Aku terkekeh sedikit mengingat penampilanku yang benar-benar mirip monster berperut buncit.
"Udah sejak lama sebenernya gue ngedambain bodi bohai kayak sahabat gue, Nina. Ah iya, lupa belum nyeritain tentang sobat gue. Nina udah temenan sama gue dari kecil, jadi ditotal udah sebelas tahun gue sahabatan. Dia itu beda banget sama gue. Cantik, tinggi, putih, langsing. Dan tentunya nggak keranjingan ngelahap keripik kentang," Aku terkikik lagi.
"Makanya gue langsung minta emak gue buat nanyain ke dokternya, kenapa badan gue masih juga nimbun lemak. Dan ternyata, hasil diagnosis dokter adalah ..."

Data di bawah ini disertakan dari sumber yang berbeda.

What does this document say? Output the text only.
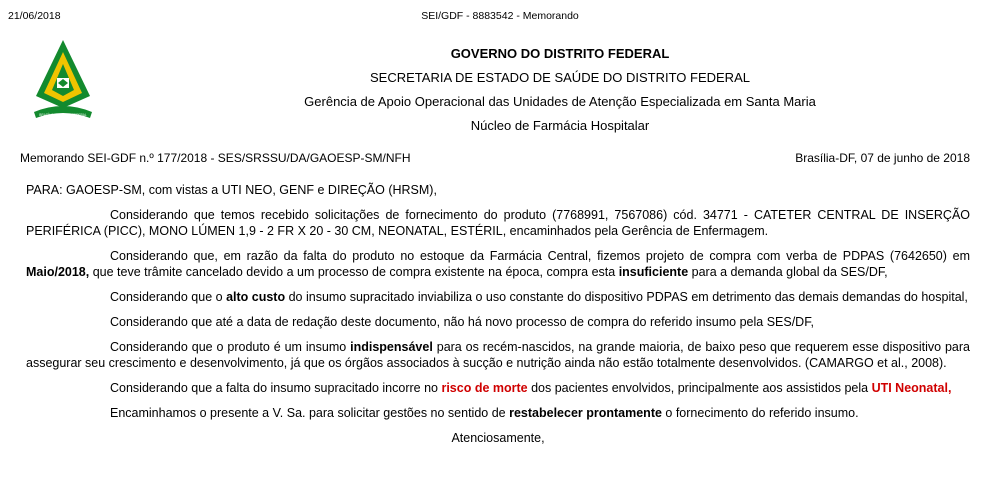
21/06/2018	SEI/GDF - 8883542 - Memorando
BRASÍLIA · DISTRITO FEDERAL
GOVERNO DO DISTRITO FEDERAL
SECRETARIA DE ESTADO DE SAÚDE DO DISTRITO FEDERAL
Gerência de Apoio Operacional das Unidades de Atenção Especializada em Santa Maria
Núcleo de Farmácia Hospitalar
Memorando SEI-GDF n.º 177/2018 - SES/SRSSU/DA/GAOESP-SM/NFH	Brasília-DF, 07 de junho de 2018

PARA: GAOESP-SM, com vistas a UTI NEO, GENF e DIREÇÃO (HRSM),

Considerando que temos recebido solicitações de fornecimento do produto (7768991, 7567086) cód. 34771 - CATETER CENTRAL DE INSERÇÃO PERIFÉRICA (PICC), MONO LÚMEN 1,9 - 2 FR X 20 - 30 CM, NEONATAL, ESTÉRIL, encaminhados pela Gerência de Enfermagem.

Considerando que, em razão da falta do produto no estoque da Farmácia Central, fizemos projeto de compra com verba de PDPAS (7642650) em Maio/2018, que teve trâmite cancelado devido a um processo de compra existente na época, compra esta insuficiente para a demanda global da SES/DF,

Considerando que o alto custo do insumo supracitado inviabiliza o uso constante do dispositivo PDPAS em detrimento das demais demandas do hospital,

Considerando que até a data de redação deste documento, não há novo processo de compra do referido insumo pela SES/DF,

Considerando que o produto é um insumo indispensável para os recém-nascidos, na grande maioria, de baixo peso que requerem esse dispositivo para assegurar seu crescimento e desenvolvimento, já que os órgãos associados à sucção e nutrição ainda não estão totalmente desenvolvidos. (CAMARGO et al., 2008).

Considerando que a falta do insumo supracitado incorre no risco de morte dos pacientes envolvidos, principalmente aos assistidos pela UTI Neonatal,

Encaminhamos o presente a V. Sa. para solicitar gestões no sentido de restabelecer prontamente o fornecimento do referido insumo.

Atenciosamente,
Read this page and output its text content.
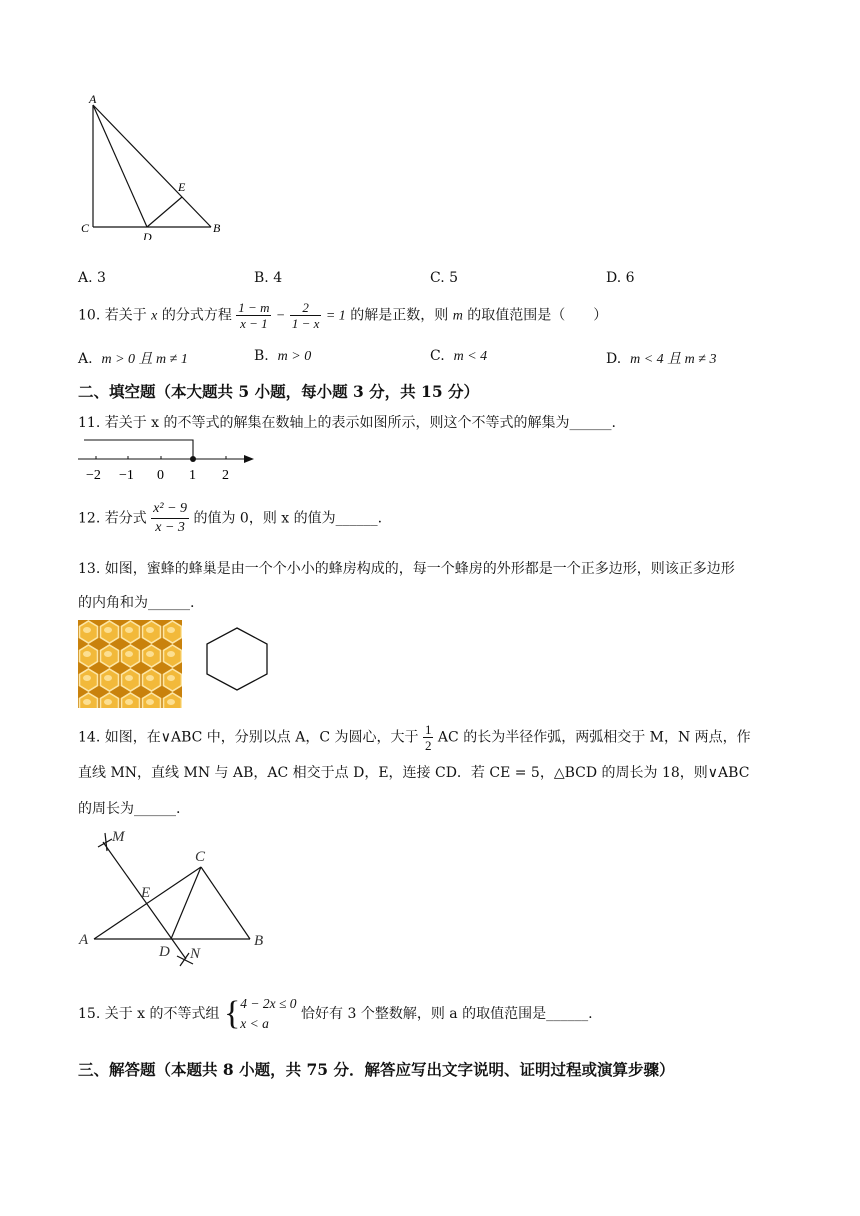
A
E
C
D
B
A. 3	B. 4	C. 5	D. 6
10. 若关于 x 的分式方程 $\frac{1 - m}{x - 1} - \frac{2}{1 - x} = 1$ 的解是正数，则 m 的取值范围是（　　）
A. m > 0 且 m ≠ 1	B. m > 0	C. m < 4	D. m < 4 且 m ≠ 3
二、填空题（本大题共 5 小题，每小题 3 分，共 15 分）
11. 若关于 x 的不等式的解集在数轴上的表示如图所示，则这个不等式的解集为______.
−2 −1 0 1 2
12. 若分式 $\frac{\text{x² − 9}}{x - 3}$ 的值为 0，则 x 的值为______.
13. 如图，蜜蜂的蜂巢是由一个个小小的蜂房构成的，每一个蜂房的外形都是一个正多边形，则该正多边形
的内角和为______.
14. 如图，在∨ABC 中，分别以点 A，C 为圆心，大于 $\frac{1}{2}$ AC 的长为半径作弧，两弧相交于 M，N 两点，作
直线 MN，直线 MN 与 AB，AC 相交于点 D，E，连接 CD．若 CE = 5，△BCD 的周长为 18，则∨ABC
的周长为______.
M
C
E
A
D N
B
15. 关于 x 的不等式组 { 4 − 2x ≤ 0
x < a
恰好有 3 个整数解，则 a 的取值范围是______.
三、解答题（本题共 8 小题，共 75 分．解答应写出文字说明、证明过程或演算步骤）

Aku menarik nafas dalam-dalam, dan menahan oksigen di paru-paruku sambil berkata lantang,
"GUE GENDUT GARA-GARA KERIPIK KENTANG! HUAHAHAHAHAHA," tawaku meledak sejadi-jadinya. Aku nggak tau kalo Nina juga sedang mengerang menekan perutnya yang sakit gara-gara tertawa hebat. Aku melanjutkan, "Dan akhirnya, Nina jadi agen FBI mendadak yang khusus bertugas buat mengawasi gue dari godaan keripik kentang! Tapi ... voila! Diet keripik kentang gue membuahkan hasil. Nggak ada yang nyangka kan, kalo dulu gue udah seimut kudanil? Huahahaha. Nah, nah, nggak kerasa jam gue udah abis. Sampe ketemu ya di siaran selanjutnya!"
"....... ini ceritaku, apa ceritamu?" Uki tersenyum mengakhiri jam siarannya.